To the extent that those role models do not mirror the sex and racial composition of the trainee pool, we are delivering the implicit but powerful message that these leadership roles and examples of excellence are for someone else. Women, blacks, Asians, and Latinos need not apply.

I have previously posted on the environment around LGBTQ trainees, also studied, and also with outcomes that parallel these.

Just Read: Sexual and Gender Minority Identity Disclosure: “In the Closet” in Medical School

This gendered quote from a general practitioner in 1966 (the ancestors of my medical specialty, family medicine) is relevant here:

S/He does more than treat them when they are ill; he is the objective witness of their lives.
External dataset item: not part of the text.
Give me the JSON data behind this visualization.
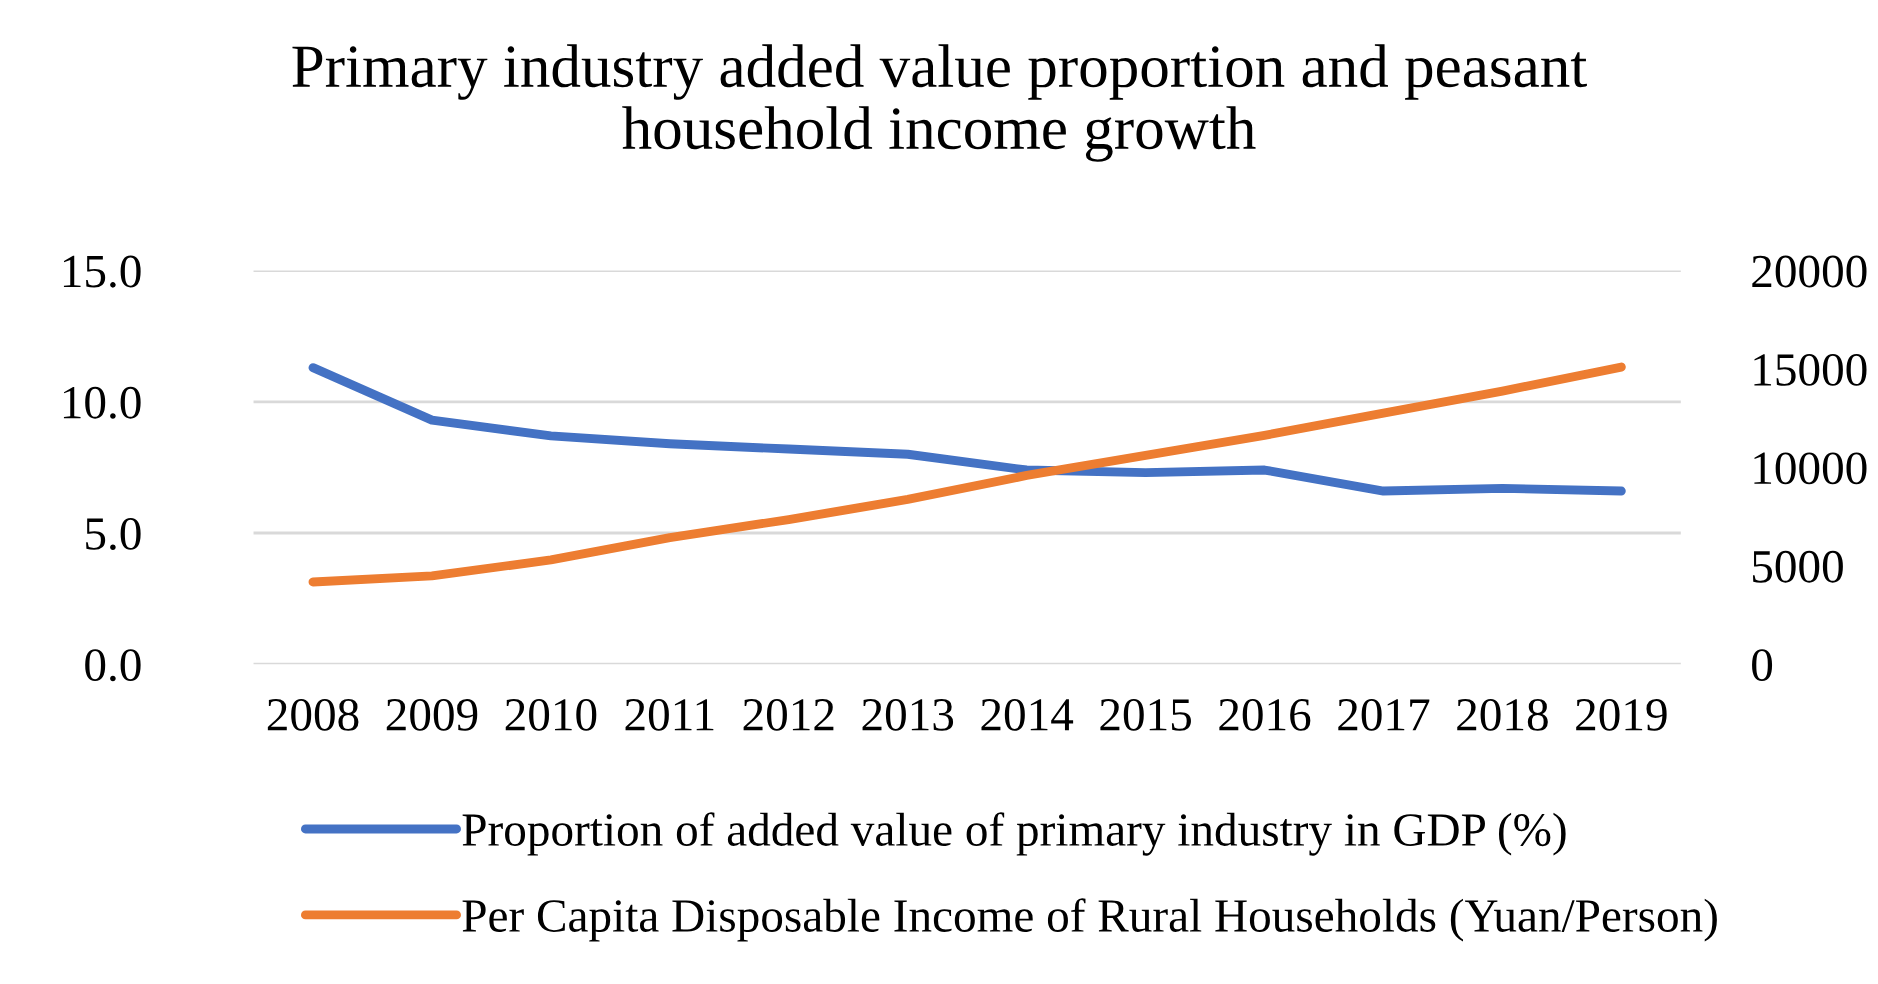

They seldom refer to him as a witness…that is why I chose the rather humble word clerk: the clerk of their records.

If this is what doctors do (it is), then we have an interest in examining our biases and modulating them. And there’s science to show that can be done, too. Isn’t this century grand 🙂 .

One more from Shania Twain, because it’s my RSS feed.

She’s a geologist, a romance novelist
She is a mother of three
She is a soldier, she is a wife
She is a surgeon, she’ll save your life
She’s, not, just a pretty face
She’s, got, everything it takes

I’ll post again on the actual studies referenced.